Again, all deposits into the vault are permissionless and there is no onboarding required. This is a pure Defi product; the lenders remain in control and there are minimized trust assumptions.
How would the proposed allocation be treated in a bankruptcy or insolvency situation?
A situation where bad debt could accrue to lenders is possible, but unlikely. For this to be the case, in a situation of market volatility, borrowers would have to be unable to repay their loans and liquidators would have to be unable to secure collateral at a discount. Mitigants to this are that we maintain a regular allocation to an idle market and our collateral selection focuses on blue-chip tokens with extremely high liquidity that are very attractive to liquidators in any, and especially in, adverse market conditions.
If Steakhouse were to go bankrupt, the vault would continue working as normal. If we ceased running allocation bots it would revert to an ‘aggregator’ of Morpho Blue markets, where liquidity would depend on borrower repayments.
Smart Contract/Architecture
How many smart contract audits have been completed with respect to your tokenized product? Please name the auditors and provide a copy of reports.
MetaMorpho Vaults and the underlying Morpho Blue markets have been audited and formally verified. A full list can be found here.
Is the asset/product permissioned? If so, how are you managing user identities? Any blacklisting/whitelisting features?

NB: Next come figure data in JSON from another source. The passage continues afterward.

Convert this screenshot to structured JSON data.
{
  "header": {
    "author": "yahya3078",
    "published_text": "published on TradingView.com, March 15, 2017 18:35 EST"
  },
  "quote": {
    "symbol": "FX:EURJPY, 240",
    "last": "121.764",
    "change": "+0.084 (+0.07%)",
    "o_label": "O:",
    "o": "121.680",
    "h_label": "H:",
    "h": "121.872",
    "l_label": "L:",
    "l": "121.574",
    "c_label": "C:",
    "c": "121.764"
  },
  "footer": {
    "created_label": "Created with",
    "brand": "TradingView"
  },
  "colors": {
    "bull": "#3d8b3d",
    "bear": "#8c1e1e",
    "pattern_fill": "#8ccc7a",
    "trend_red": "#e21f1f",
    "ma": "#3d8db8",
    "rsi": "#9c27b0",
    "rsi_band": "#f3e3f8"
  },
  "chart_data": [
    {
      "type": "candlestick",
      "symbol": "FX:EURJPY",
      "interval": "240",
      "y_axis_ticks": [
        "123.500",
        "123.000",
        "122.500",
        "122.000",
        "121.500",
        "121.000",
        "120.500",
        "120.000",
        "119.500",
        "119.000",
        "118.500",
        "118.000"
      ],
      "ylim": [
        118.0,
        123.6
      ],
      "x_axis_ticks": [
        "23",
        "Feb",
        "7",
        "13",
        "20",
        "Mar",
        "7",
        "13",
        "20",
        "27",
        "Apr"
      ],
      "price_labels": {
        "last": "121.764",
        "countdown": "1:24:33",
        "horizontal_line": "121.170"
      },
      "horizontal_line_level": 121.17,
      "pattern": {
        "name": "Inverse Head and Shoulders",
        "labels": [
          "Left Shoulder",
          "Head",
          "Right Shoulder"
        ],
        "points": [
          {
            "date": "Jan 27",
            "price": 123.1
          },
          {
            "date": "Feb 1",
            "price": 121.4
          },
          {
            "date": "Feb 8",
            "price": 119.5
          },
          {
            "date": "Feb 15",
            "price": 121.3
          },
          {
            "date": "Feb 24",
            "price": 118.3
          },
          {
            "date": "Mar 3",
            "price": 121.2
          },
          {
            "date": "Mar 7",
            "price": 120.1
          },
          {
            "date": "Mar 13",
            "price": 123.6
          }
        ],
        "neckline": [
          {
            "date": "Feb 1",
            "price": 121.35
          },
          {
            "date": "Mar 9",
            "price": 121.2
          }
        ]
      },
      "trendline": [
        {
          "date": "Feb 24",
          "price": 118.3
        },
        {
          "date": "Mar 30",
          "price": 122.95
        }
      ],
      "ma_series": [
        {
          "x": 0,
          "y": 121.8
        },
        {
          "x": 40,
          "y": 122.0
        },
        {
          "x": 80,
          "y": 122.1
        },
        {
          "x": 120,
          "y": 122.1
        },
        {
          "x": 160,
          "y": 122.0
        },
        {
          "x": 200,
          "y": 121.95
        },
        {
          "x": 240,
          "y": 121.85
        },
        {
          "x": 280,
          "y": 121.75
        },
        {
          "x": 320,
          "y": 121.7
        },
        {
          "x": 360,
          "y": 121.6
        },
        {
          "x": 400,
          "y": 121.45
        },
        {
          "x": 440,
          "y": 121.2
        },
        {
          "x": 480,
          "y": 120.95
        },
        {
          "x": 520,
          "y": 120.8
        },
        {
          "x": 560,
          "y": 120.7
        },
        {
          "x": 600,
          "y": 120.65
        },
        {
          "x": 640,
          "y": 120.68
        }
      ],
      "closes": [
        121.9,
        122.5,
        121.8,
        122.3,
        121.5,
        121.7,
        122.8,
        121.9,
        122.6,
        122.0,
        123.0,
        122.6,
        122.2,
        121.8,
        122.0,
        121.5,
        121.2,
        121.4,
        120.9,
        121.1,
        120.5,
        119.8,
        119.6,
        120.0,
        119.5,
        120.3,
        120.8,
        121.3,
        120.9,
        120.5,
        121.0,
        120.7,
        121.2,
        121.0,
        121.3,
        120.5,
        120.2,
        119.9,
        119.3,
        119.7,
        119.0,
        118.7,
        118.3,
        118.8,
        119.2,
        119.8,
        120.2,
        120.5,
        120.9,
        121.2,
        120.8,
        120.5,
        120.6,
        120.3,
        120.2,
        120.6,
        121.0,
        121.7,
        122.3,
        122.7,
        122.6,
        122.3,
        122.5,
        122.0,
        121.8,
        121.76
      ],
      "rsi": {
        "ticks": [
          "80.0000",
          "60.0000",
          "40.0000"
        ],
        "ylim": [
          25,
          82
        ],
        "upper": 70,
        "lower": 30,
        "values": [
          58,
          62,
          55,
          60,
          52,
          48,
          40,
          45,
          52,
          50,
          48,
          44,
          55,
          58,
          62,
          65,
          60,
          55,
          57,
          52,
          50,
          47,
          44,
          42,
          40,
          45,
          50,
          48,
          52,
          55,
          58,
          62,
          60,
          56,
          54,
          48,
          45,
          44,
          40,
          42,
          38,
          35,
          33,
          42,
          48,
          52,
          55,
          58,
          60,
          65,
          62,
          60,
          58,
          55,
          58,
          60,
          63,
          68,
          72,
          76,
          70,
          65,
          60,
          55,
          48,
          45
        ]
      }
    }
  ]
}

The Steakhouse USDC MetaMorpho Vault is permissionless and open to anyone who supplies USDC. There are no blacklisting/whitelisting features for this vault.
Is the asset/product present on several chains? Are there any cross chain interactions?
This vault is on Ethereum. We similarly curate vaults for PYUSD, USDT and other loan assets on Ethereum mainnet. Instances of the protocol and similar Steakhouse vaults are also live on Base.
Are the applicable tokens being used in any other protocols? Please describe the various components of the ecosystem.
Steakhouse USDC is integrated as lending infrastructure on numerous DeFi platforms:
- Angle Protocol
- Superform
- Idle Finance
- Reserve Protocol
On-chain companies and DAOs use it as a treasury reserve for many of the reasons outlined above, including AragonX, Bankless and, of course, Steakhouse Financial Ltd.
How are trusted roles/admins managed in the system? Which aspects of the solution require trust from users?
The Steakhouse USDC MetaMorpho Vault has distinct roles that help govern it:
- Curator and Allocator (Steakhouse, 2-of-3 multisig): Responsible for curating the vault and making key decisions. Manages the allocation of funds to various markets
- Guardian (Aragon DAO, 7 day timelock): All changes made to collateral reallocations and curation can be vetoed by vault holders using a trustless, on-chain Aragon DAO as guardian
Is there any custom logic required for your token/product? If so please give any details.
No, it is a standard ERC-20 with the ERC-4626 extension.